Highlighting three points
Some email correspondence recently received suggests that I need to highlight three points that I’ve made on this blog and in my book.
First, in the phrases free choice and free will the term free is not synonymous with unnecessitated, undetermined, or uncaused. When contemporary philosophers debate the compatibility of determinism and freedom, one side doesn’t say that the other side is wrong by definition. Instead, they treat “All necessitated actions are unfree” as a substantive assertion that requires argument. The arguments I’ve seen in defense of it are unpersuasive. You’ll find details in section 3.4 of my book.
Second, you can genuinely want something that you’re necessitated to want by prior conditions. Yes, desires can be manipulated, but necessitation by prior conditions isn’t the same as manipulation. In the typical case, your desires are necessitated by factors that crucially include your psychological makeup and don’t include manipulation.
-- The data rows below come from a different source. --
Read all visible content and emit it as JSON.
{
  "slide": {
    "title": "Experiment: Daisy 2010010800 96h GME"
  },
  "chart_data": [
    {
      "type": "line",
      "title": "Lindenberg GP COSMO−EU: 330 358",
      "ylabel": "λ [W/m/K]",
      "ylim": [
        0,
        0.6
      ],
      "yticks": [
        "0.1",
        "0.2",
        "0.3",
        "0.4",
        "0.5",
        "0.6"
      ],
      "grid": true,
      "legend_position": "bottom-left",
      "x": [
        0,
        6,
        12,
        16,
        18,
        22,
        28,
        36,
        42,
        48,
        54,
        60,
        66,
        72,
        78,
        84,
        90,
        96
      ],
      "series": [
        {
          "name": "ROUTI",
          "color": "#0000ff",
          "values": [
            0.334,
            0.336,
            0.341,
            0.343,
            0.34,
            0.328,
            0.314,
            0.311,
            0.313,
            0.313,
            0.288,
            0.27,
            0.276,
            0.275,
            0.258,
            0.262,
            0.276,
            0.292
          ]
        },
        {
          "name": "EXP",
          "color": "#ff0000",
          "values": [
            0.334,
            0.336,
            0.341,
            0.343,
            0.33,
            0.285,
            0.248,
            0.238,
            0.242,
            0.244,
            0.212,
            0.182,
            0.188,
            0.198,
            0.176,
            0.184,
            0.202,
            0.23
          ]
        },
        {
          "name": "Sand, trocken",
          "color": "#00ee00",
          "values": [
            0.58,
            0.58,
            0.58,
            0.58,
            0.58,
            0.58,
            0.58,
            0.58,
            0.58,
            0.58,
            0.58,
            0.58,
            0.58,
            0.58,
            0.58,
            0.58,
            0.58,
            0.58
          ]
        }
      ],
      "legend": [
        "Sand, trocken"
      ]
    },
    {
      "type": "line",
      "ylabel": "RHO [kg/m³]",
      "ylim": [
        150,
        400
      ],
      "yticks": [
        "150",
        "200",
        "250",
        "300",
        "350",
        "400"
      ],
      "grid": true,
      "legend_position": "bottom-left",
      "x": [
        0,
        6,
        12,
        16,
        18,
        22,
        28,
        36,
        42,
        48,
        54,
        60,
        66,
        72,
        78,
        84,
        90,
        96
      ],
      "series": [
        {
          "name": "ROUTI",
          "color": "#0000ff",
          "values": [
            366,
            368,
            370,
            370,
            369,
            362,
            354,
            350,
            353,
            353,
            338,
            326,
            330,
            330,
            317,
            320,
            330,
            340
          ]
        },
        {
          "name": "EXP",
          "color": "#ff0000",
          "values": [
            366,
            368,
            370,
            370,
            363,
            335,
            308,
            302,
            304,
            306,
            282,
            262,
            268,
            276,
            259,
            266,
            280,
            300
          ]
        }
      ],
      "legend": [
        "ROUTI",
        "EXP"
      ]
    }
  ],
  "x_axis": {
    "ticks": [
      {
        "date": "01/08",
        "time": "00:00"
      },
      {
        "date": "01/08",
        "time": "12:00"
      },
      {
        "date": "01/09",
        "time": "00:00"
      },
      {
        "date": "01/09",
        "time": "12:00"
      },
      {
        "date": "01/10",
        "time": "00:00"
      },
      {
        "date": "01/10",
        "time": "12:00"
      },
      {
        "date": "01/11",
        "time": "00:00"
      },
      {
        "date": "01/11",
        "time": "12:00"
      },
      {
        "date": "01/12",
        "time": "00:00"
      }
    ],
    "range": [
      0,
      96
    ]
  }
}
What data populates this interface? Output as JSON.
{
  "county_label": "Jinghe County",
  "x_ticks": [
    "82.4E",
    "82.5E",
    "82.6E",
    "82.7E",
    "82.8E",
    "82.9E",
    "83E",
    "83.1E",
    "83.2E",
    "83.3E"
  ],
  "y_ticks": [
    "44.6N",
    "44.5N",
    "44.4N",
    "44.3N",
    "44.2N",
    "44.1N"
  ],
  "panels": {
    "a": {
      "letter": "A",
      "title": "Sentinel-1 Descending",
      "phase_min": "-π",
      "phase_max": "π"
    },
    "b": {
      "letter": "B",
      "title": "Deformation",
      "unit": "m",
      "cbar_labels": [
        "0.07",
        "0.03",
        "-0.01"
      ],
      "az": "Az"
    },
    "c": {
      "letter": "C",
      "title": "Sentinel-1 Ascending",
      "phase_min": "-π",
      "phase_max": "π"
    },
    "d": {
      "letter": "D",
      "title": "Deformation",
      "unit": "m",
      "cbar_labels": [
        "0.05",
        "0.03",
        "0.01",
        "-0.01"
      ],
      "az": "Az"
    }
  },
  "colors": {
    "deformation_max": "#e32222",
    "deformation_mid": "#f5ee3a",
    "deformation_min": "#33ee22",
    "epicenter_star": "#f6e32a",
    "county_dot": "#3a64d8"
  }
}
Furthermore, it’s simply confused to think that no desire of yours is genuine unless you chose it.
Third, accepting determinism is no excuse at all for a “Why bother?” attitude. Quite the opposite. If you bother, the result will be determined in part by the fact that you bothered. Determinism doesn’t say you’ll get the same result regardless of whether you bother. The chain of necessitation doesn’t “steer around” your bothering. Why bother? Because determinism guarantees that your bothering makes a difference.